SAVA. Il dialetto: la nostra educazione, il cambio delle nostre abitudini e quelle dei nostri figli …
Ma il dialetto rimane sempre il dialetto. La più bella forma di comunicazione
Sappiamo benissimo, e non da ora, che ogni generazione cerca sempre di distinguersi, da quella precedente. C’è il cambio di abitudini in quasi tutto: dal modo di vestire ai gusti musicali, dai diversi interessi ai loro rapporti interpersonali e, su tutto, dai nuovi mezzi di comunicazione.
Ai nostri figli abbiamo insegnato l’italiano, lingua madre, per cercare di renderli più attivi e partecipi su scala nazionale. Insomma, un modo diverso da quello che hanno avuto i loro genitori. O meglio, noi. Senz’altro più ampio, più vasto quello odierno. Spaziano su tutto, il mondo è a un semplice click di mouse. Imparano le lingue che a noi, allora, erano talmente sconosciute. Ecco, questo è il loro mondo nuovo e, in questo mondo nuovo, noi cerchiamo di entrare e di capire il loro mondo. Spesso non ci riusciamo ma, a volte, è la nostra presunzione che ci frega.
Ma lasciamo stare questi discorsi “sociologici” e andiamo al tema principale di questo articolo. Ovvero, il dialetto. Espressione di comunicazione di tutti i popoli, di tutti i luoghi di ogni parte del mondo. Le lingue madri poi cercano di ridurre lo spazio che lasciano i dialetti cercando di avvicinare la comunicazione verso una lingua ufficiale. Il dialetto, invece, resta sempre quello che è. E non viene modificato quasi mai. Qualche volta si cambia la dicitura di qualche parola ma è sempre lui e si lascia capire.
Nel nord Italia, settario, c’è una protezione particolare del loro dialetto.
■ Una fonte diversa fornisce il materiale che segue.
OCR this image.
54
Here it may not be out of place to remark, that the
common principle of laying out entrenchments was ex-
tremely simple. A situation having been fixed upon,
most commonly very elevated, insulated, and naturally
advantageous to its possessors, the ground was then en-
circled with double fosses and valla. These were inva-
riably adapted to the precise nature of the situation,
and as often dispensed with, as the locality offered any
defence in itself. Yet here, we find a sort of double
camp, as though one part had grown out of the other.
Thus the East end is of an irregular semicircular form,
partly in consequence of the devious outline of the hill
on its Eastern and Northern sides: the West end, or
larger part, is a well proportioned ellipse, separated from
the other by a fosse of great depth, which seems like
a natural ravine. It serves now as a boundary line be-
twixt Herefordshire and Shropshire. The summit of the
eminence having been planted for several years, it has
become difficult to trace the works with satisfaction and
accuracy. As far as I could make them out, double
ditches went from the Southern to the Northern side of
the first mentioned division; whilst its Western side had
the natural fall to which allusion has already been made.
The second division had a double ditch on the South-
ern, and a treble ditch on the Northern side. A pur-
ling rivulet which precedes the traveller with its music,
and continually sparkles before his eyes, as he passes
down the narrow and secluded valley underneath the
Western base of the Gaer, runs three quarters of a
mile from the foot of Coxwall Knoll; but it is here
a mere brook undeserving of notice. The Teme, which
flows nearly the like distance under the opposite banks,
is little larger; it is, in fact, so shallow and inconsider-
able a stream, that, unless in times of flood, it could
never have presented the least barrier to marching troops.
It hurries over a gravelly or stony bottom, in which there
Lo rendono inaccessibile a chi del luogo non è. E questo li porta, amaramente secondo noi, a emarginarsi più di chi vorrebbero emarginare dal loro contesto sociale. Il dialetto, in questo caso quello savese, è somigliante a quello salentino e meno, molto meno, a quello tarantino. Non ha cantilena. E’ simpaticissimo. E le battute fatte in dialetto e riportate in italiano non hanno lo stesso sapore! Oggi ci ritroviamo, qui su facebook, a ricordarcelo e a ricordarlo.
Stanno uscendo fuori vocaboli quasi scordati. Rispolverati. Modi di dire andati in completa obsolescenza. Nella vita di tutti i giorni amo parlare il dialetto in quanto lo ritengo una forma di espressione, e di convincimento, più diretto verso il savese. Insomma, stiamo riapprezzando la nostra lingua primitiva. Ed è bello. L’italiano è la lingua madre. Tanto di cappello. Il dialetto, quello savese, ci ha dato la culla. Onore al nostro savese!